How is Voiding Dysfunction Treated?
Depending on the type of voiding dysfunction, all conditions can be successfully treated with medicine, bladder “training” or both.
Overactive Bladder (OAB): The first step in treating OAB is to start the child on a schedule where they use the bathroom every 2-3 hours while they are awake. Children are encouraged to urinate before the sense of urgency develops to help “retrain” the bladder.
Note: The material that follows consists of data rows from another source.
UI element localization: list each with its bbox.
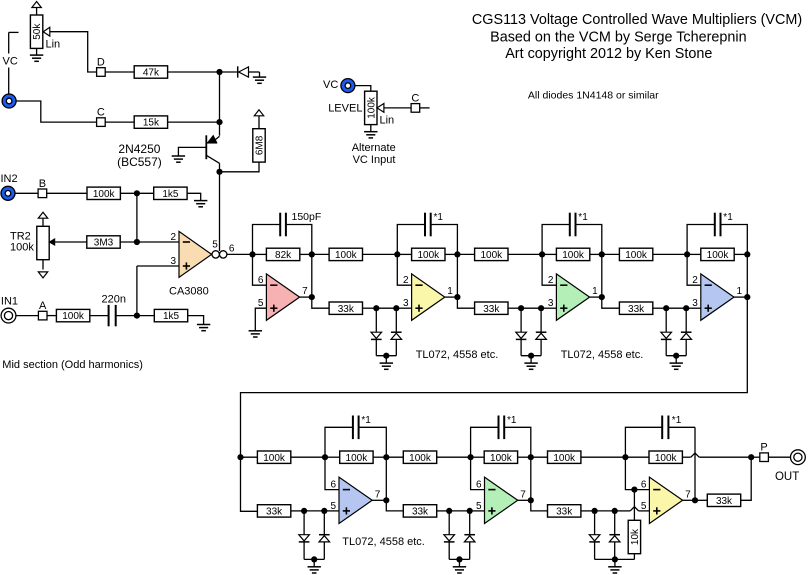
svg-text:C: C [411, 92, 419, 104]
svg-text:Based on the VCM by Serge Tche: Based on the VCM by Serge Tcherepnin [490, 29, 747, 45]
svg-text:47k: 47k [143, 68, 160, 79]
svg-text:VC: VC [323, 79, 338, 91]
svg-text:Lin: Lin [380, 115, 395, 127]
svg-text:100k: 100k [10, 242, 34, 254]
svg-text:TL072, 4558 etc.: TL072, 4558 etc. [416, 349, 499, 361]
svg-text:3M3: 3M3 [94, 238, 114, 249]
svg-text:*1: *1 [672, 415, 682, 426]
svg-text:(BC557): (BC557) [117, 155, 162, 169]
svg-text:82k: 82k [275, 250, 292, 261]
svg-text:Art copyright 2012 by Ken Ston: Art copyright 2012 by Ken Stone [505, 46, 712, 62]
svg-text:33k: 33k [716, 496, 733, 507]
svg-text:100k: 100k [62, 311, 85, 322]
svg-text:CA3080: CA3080 [169, 286, 209, 298]
svg-text:2: 2 [692, 275, 698, 286]
svg-text:5: 5 [330, 501, 336, 512]
svg-text:*1: *1 [361, 415, 371, 426]
svg-text:1: 1 [737, 286, 743, 297]
svg-text:CGS113 Voltage Controlled Wave: CGS113 Voltage Controlled Wave Multiplie… [472, 12, 802, 28]
svg-text:7: 7 [302, 286, 308, 297]
svg-text:33k: 33k [628, 304, 645, 315]
svg-text:3: 3 [548, 298, 554, 309]
svg-text:7: 7 [520, 489, 526, 500]
svg-text:TL072, 4558 etc.: TL072, 4558 etc. [561, 349, 644, 361]
svg-text:100k: 100k [366, 96, 377, 119]
svg-text:2: 2 [548, 275, 554, 286]
svg-text:100k: 100k [562, 250, 585, 261]
svg-text:All diodes 1N4148 or similar: All diodes 1N4148 or similar [528, 90, 659, 102]
svg-text:6M8: 6M8 [255, 135, 266, 155]
svg-text:6: 6 [229, 243, 235, 254]
svg-text:IN1: IN1 [1, 295, 18, 307]
svg-text:100k: 100k [480, 250, 503, 261]
svg-text:*1: *1 [507, 415, 517, 426]
svg-text:7: 7 [375, 489, 381, 500]
svg-text:2: 2 [170, 232, 176, 243]
svg-text:*1: *1 [578, 212, 588, 223]
svg-text:33k: 33k [556, 507, 573, 518]
svg-text:*1: *1 [723, 212, 733, 223]
svg-text:6: 6 [258, 275, 264, 286]
svg-text:33k: 33k [412, 507, 429, 518]
svg-text:5: 5 [641, 501, 647, 512]
svg-text:A: A [39, 300, 47, 312]
svg-text:P: P [760, 442, 767, 454]
svg-text:VC Input: VC Input [353, 154, 396, 166]
svg-text:50k: 50k [32, 23, 43, 40]
svg-text:TL072, 4558 etc.: TL072, 4558 etc. [342, 536, 425, 548]
svg-text:100k: 100k [625, 250, 648, 261]
svg-text:100k: 100k [707, 250, 730, 261]
svg-text:3: 3 [403, 298, 409, 309]
svg-text:1k5: 1k5 [163, 311, 180, 322]
svg-text:100k: 100k [655, 453, 678, 464]
svg-text:3: 3 [692, 298, 698, 309]
svg-text:10k: 10k [630, 528, 641, 545]
svg-text:100k: 100k [490, 453, 513, 464]
svg-text:*1: *1 [434, 212, 444, 223]
svg-text:33k: 33k [266, 507, 283, 518]
svg-text:OUT: OUT [775, 471, 799, 483]
svg-text:VC: VC [3, 56, 18, 68]
svg-text:3: 3 [170, 256, 176, 267]
svg-text:1: 1 [447, 286, 453, 297]
svg-text:B: B [39, 178, 46, 190]
svg-text:33k: 33k [338, 304, 355, 315]
svg-text:LEVEL: LEVEL [328, 103, 362, 115]
svg-text:D: D [97, 57, 105, 69]
svg-text:100k: 100k [346, 453, 369, 464]
svg-text:100k: 100k [417, 250, 440, 261]
svg-text:100k: 100k [263, 453, 286, 464]
svg-text:7: 7 [685, 489, 691, 500]
svg-text:Lin: Lin [46, 39, 61, 51]
svg-text:2: 2 [403, 275, 409, 286]
svg-text:5: 5 [212, 239, 218, 250]
svg-text:220n: 220n [102, 293, 126, 305]
svg-text:100k: 100k [409, 453, 432, 464]
svg-text:6: 6 [641, 480, 647, 491]
svg-text:2N4250: 2N4250 [118, 142, 160, 156]
svg-text:1: 1 [592, 286, 598, 297]
svg-text:6: 6 [330, 480, 336, 491]
svg-text:Mid section (Odd harmonics): Mid section (Odd harmonics) [2, 359, 143, 371]
svg-text:1k5: 1k5 [162, 189, 179, 200]
svg-text:15k: 15k [143, 118, 160, 129]
svg-text:100k: 100k [553, 453, 576, 464]
svg-text:100k: 100k [335, 250, 358, 261]
svg-text:150pF: 150pF [292, 211, 322, 223]
svg-text:33k: 33k [483, 304, 500, 315]
svg-text:100k: 100k [93, 189, 116, 200]
svg-text:Alternate: Alternate [352, 142, 396, 154]
svg-text:C: C [97, 107, 105, 119]
svg-text:IN2: IN2 [1, 173, 18, 185]
svg-text:6: 6 [476, 480, 482, 491]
After a few months on the voiding schedule, physicians may prescribe medications that can help reduce the frequency and feeling of urgency.
Dysfunctional Voiding: Most treatments for dysfunctional voiding focus on retraining the brain and helping the bladder relax. Children are taught that normal urination doesn’t involve squeezing the abdominal muscles, but instead, relaxing muscles in the pelvis and bladder. A timed voiding schedule is an important part of bladder retraining. Biofeedback and Kegel exercises (pelvic floor relaxation and contraction) can also effectively help manage dysfunctional voiding.The physician may also be prescribed medicine that helps the bladder relax.
Underactive Bladder: Treatment for underactive bladder is primarily behavioral. Children are put on a timed bathroom schedule to go whether or not they feel the urge to urinate. Medications that relax the bladder can also be helpful. Children with very large capacity bladders who aren’t able to urinate may require short term catheterization. The use of Transcutaneous Electrical Nerve Stimulation (TENS) has been shown to help these children as well.
Another key part of successful treatment is to also address any constipation the child may have. Studies indicate that almost all children with voiding dysfunction also have constipation. When the constipation is treated, many children’s bladder symptoms will improve or go away.